Yaşam alanlarımızı güzelleştirme dürtümüz çok eski zamanlardan beri süregeliyor ve aynı zamanda boş duvarları birşeyler ile doldurma iç güdümüz de. .
Farklı kültürlerde , farklı coğrafyalarda malzemeler, öğeler değişkenlik gösterse de, boş duvar sevmemiş insanoğlu, hep birşeylerle donatmışız dikey alanlarımızı.
Eski krallıklar, imparatorluklar, beylikler, boylar ,devletler... Duvarlar kimi zaman çizimlerle süslenmiş, kimi zaman heykellerle donatılmış, yerine göre halılar ile kaplanmış ve ahşap giydirmeler uygulanmış bolca..
Malzeme olarak çok elverişli olmasının yanında, mekanı ısıtan, şıklaştıran, statü katan bir detay olmuş her zaman. İnce zevke sahip İngiliz klasiğinden, detaylı ve her daim şık Fransız boiserielerine, topraklarımızda boy göstermiş Ottoman stilinden, İskandinavların açık renk, sade ama dayanıklı ağaçlarına ve Uzak doğu Zen tarzına kadar karşımıza birçok farklı tarzda ve çizgide çıkmıştır. Kısacası coğrafi şartlara göre kullanılan ağaç değişiklik gösterse de, ahşap işçiliği ve tercih edilişi zamansız olarak günümüze kadar gelmiştir.
Modern çağda , yarattığımız yaşam alanlarımızda artık birçok stilin buluştuğunu görüyoruz. Daha önce ki birçok yazımda belirli tarzlarda ufak dokunuşlarla etkili değişim ve uyum yakalamanın yollarını yazmıştım. Ahşap ise inanın her tarza uyum sağlayabilecek çok değerli bir malzemedir. Fakat nasıl kullanalım? hangi malzemeyi seçelim? hangi tonlarda seçim yapalım ve en önemlisi nerelerde kullanalım?

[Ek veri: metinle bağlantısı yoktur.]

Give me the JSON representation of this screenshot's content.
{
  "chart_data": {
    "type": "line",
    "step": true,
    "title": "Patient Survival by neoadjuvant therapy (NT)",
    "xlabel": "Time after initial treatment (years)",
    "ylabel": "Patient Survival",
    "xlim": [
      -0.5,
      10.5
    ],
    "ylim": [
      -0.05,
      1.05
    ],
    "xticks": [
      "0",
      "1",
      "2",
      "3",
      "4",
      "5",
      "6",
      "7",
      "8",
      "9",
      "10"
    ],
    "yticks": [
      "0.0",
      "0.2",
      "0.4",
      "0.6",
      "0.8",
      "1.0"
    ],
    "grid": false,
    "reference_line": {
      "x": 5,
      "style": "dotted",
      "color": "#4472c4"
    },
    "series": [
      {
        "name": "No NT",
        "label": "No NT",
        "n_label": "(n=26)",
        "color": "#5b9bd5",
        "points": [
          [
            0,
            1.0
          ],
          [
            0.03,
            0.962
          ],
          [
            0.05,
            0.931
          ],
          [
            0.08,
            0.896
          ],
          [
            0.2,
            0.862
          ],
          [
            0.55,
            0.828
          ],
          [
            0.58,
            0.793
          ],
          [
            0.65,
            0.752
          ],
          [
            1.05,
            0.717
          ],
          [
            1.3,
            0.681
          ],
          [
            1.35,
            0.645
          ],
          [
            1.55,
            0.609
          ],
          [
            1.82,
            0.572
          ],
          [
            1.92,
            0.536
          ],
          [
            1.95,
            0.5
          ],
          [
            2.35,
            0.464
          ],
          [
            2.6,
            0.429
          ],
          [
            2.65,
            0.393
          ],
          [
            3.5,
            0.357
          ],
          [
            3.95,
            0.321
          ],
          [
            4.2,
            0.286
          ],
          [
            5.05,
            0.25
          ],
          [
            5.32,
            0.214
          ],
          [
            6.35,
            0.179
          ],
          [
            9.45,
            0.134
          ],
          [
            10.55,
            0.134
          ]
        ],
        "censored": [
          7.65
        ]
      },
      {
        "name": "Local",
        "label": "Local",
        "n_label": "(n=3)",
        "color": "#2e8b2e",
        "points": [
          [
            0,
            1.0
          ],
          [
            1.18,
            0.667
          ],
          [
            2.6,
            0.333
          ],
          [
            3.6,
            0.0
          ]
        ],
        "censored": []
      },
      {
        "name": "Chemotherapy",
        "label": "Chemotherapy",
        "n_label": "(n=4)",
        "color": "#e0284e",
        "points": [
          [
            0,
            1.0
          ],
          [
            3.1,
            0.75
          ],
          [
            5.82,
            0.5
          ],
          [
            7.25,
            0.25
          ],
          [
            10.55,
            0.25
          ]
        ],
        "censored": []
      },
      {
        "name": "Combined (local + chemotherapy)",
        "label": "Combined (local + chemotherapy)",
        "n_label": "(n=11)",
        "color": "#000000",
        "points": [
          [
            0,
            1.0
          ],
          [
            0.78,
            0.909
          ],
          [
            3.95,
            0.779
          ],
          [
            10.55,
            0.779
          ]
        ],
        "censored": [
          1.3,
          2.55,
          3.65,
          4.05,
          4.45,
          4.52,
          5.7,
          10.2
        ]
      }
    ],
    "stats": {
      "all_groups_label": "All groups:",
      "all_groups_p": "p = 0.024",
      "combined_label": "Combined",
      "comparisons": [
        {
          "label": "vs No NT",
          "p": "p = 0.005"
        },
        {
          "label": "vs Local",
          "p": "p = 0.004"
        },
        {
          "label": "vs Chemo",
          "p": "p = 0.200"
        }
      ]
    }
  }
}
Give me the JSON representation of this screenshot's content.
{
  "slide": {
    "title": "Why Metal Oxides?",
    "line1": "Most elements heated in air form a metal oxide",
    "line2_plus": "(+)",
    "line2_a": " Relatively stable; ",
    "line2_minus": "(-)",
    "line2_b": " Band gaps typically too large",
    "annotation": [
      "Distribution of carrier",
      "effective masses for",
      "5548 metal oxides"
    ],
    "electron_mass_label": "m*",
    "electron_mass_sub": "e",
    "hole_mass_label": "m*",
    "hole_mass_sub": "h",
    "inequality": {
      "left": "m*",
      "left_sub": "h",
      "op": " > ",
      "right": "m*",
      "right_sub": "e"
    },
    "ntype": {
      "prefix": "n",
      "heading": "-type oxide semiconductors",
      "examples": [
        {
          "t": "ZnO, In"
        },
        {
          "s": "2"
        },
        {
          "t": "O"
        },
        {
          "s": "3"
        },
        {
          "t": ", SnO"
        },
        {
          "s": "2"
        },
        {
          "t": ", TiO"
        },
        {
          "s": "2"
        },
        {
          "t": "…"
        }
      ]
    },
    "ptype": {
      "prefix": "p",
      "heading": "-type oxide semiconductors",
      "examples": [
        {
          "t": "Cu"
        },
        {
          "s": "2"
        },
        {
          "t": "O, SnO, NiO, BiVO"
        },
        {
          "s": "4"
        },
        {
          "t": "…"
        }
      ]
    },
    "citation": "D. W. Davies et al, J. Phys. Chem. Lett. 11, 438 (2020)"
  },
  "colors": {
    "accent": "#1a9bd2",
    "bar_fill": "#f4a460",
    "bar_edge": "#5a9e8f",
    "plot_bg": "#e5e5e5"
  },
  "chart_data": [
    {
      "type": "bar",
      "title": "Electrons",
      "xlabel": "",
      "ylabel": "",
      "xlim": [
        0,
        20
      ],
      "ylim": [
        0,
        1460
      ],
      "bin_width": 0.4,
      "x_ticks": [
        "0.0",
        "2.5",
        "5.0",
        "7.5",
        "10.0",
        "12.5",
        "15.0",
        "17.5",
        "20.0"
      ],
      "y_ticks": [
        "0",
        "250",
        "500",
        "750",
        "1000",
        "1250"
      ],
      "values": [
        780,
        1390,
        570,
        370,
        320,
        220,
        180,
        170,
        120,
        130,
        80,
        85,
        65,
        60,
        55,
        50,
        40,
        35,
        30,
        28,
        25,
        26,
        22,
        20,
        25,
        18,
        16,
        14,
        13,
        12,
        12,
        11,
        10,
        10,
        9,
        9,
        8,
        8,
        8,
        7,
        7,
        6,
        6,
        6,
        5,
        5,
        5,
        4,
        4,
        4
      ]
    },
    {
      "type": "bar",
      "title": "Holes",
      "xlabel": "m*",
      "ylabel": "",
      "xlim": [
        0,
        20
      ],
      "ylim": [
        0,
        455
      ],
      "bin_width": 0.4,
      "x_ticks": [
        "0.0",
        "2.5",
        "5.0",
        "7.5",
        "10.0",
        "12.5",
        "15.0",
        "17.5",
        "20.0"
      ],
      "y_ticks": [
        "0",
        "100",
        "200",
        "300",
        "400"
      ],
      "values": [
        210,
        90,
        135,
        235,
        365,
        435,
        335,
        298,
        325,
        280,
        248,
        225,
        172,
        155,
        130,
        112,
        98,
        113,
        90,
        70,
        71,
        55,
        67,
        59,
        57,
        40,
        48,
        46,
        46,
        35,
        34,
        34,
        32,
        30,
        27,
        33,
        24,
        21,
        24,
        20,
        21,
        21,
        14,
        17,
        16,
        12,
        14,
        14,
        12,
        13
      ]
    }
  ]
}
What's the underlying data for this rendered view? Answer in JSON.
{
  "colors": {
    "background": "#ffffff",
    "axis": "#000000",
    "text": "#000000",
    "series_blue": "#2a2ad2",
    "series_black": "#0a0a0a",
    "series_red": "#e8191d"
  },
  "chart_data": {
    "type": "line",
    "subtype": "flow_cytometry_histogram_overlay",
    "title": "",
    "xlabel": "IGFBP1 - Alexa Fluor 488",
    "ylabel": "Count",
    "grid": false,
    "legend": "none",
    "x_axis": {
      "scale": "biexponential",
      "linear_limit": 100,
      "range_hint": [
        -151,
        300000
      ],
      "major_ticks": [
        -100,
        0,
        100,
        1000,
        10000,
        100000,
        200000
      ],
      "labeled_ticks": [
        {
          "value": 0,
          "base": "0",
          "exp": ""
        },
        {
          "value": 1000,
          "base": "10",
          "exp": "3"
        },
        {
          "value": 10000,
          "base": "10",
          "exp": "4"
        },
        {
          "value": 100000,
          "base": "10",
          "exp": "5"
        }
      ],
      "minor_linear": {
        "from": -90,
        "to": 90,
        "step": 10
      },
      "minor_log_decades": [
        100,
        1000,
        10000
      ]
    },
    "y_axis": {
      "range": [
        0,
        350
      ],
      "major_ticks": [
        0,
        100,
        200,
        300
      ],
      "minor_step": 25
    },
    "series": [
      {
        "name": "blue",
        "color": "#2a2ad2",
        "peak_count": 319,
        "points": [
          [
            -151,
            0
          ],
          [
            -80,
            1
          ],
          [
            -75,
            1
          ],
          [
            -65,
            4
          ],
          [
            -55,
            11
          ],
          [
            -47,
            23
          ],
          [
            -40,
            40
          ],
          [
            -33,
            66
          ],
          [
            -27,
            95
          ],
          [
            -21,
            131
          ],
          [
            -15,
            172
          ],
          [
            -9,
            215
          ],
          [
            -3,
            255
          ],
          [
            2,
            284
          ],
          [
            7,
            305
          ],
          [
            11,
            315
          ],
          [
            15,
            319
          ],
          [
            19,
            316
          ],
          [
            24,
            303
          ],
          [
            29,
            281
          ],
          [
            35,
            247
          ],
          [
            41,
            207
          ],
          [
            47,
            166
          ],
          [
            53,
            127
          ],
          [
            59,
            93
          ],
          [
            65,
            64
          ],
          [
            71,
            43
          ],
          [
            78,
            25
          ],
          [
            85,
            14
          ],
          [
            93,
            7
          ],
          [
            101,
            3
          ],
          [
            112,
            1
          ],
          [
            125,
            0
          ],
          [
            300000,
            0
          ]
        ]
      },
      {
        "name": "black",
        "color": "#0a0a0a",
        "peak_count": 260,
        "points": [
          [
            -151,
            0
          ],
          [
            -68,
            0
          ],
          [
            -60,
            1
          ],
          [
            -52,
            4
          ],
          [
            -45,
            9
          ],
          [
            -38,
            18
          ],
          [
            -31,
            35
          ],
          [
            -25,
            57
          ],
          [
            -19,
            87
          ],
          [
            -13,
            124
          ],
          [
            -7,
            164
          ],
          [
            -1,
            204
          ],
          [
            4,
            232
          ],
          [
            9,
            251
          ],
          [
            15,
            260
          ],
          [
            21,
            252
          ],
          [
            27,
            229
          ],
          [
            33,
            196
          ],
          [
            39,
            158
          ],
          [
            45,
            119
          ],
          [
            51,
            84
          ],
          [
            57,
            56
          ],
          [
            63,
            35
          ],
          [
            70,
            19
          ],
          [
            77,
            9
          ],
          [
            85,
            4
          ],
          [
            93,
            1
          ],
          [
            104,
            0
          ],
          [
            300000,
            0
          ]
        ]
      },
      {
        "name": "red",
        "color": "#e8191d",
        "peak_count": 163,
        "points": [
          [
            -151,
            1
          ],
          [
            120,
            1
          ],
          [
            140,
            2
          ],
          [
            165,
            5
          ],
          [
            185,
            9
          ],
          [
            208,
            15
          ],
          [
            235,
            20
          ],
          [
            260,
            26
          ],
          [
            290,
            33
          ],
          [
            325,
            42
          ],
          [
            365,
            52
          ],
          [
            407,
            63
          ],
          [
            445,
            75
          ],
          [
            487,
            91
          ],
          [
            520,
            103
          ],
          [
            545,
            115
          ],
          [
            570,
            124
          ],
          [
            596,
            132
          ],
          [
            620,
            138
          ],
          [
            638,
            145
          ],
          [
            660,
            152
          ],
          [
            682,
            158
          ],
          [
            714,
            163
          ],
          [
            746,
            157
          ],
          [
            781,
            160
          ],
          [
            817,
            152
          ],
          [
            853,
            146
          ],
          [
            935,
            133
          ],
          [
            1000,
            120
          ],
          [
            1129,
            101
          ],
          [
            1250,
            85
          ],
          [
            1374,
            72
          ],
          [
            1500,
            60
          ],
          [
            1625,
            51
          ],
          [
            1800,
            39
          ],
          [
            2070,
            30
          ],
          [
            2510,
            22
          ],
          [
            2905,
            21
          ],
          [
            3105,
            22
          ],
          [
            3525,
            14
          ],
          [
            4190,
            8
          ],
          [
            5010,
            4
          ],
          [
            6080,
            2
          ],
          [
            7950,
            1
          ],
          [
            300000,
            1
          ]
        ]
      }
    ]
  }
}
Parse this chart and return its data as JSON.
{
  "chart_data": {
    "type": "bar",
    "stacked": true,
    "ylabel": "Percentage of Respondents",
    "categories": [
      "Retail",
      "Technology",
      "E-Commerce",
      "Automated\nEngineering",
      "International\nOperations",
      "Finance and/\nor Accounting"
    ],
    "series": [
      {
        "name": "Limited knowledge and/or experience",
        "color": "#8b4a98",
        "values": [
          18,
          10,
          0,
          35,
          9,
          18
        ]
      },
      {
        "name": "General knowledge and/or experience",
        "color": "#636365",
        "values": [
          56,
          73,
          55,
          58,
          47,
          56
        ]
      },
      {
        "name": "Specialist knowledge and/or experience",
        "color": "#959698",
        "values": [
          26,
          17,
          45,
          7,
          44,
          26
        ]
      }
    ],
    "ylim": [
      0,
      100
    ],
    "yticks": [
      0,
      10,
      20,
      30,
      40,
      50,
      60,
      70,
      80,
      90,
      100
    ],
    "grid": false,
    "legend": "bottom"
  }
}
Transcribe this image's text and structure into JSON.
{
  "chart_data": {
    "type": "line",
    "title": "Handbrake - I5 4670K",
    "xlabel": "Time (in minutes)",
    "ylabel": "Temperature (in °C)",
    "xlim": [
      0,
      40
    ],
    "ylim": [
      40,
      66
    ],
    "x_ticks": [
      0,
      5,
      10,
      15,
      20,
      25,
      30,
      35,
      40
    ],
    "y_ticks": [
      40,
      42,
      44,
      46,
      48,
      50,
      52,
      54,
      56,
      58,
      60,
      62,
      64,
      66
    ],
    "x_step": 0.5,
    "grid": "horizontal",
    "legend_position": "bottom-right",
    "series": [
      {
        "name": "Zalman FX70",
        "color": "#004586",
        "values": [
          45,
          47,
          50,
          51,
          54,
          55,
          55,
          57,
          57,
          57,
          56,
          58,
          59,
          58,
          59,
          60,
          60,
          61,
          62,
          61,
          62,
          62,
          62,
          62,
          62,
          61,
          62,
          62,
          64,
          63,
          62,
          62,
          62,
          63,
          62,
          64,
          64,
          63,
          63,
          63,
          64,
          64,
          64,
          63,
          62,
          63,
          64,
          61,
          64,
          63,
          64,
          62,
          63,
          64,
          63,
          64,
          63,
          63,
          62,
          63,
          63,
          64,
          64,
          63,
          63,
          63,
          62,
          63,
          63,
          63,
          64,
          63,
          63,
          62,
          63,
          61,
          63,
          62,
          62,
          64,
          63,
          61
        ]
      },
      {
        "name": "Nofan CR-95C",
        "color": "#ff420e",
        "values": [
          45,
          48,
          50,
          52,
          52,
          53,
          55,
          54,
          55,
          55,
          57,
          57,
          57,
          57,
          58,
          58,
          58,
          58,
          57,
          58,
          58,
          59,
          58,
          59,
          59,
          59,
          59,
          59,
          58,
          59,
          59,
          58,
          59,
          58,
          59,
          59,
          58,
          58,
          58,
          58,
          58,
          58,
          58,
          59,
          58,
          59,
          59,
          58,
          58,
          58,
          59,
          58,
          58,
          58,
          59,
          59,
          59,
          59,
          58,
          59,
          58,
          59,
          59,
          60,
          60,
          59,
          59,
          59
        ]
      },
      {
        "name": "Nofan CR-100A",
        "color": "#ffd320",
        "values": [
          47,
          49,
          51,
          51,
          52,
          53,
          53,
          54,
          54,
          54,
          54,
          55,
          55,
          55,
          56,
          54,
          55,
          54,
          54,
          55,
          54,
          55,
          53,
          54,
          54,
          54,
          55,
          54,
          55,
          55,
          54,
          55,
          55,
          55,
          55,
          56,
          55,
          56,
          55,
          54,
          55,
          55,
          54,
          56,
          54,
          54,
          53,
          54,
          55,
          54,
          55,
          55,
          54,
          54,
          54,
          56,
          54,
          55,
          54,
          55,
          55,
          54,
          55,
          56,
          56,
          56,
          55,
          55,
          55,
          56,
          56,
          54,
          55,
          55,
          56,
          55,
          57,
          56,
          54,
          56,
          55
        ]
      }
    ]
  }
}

Öncelikle eskisi gibi duvarları kaplama fikri şart değil. Tek duvarı odak noktası seçmek için veya belki görmek istemediğiniz kablo vs gibi negatif unsurları kamufle etmek için,hatta birkaç işlev yüklemek için çok uygun bir çözümdür lambri. Mekan müsait ise, Tv duvarlarında kullanılmasını tavsiye ederim. Hem tv arkası tüm kalabalıklığı gizlemek, hem standart görmekten sıkıldığımız tv ünitelerinden uzaklaşmak adına çok iyi bir çözümdür. İyi planlandığı taktirde, üzerine birkaç aydınlatma ( aplik - gizli led ..vs ) ile detaylandırıp, belirli noktalarda kitaplık olarak kullanabileceğimiz nişler yaratabiliriz, varsa şömine gizleyebilir, mermer, pirinç,duvarkağıdı gibi malzemeler ile zenginleştirebiliriz. Tablolarımız varsa her zaman şahane bir fondur duvar kaplamaları. Salon uygun değilse belki antrede dresuar arkası küçük bir duvarda, üzerine ayna asılı bir şekilde veya yatak odasında yatak başı duvarında, yine uçan komodinler veya üzerinden çıkan apliklerle çok şık ve zamansız tasarım duvarlar çıkarabileceğinize eminim.
Tarz olarak ucu çok açık, önemli olan sizin tarzınız, mevcut mobilyalarınız ve her zaman dediğim gibi dengeyi sağlamanız . Çok sade bir salonda , ince çıtalardan oluşan göbekli modellere gidip mekanı ısıtabilir veya dikey ve yanyana şeritlerden oluşan modern bir tasarımla mekanınızda daha yüksek algısı yaratabilirsiniz. Bölmek istediğiniz mekanlarda, separasyon görevi gören aralarında boşluklar olan modelleri düşünebilir veya duvarları yarıya kadar ahşap kaplayıp, üzerini duvar boyası ile bitirebilirsiniz.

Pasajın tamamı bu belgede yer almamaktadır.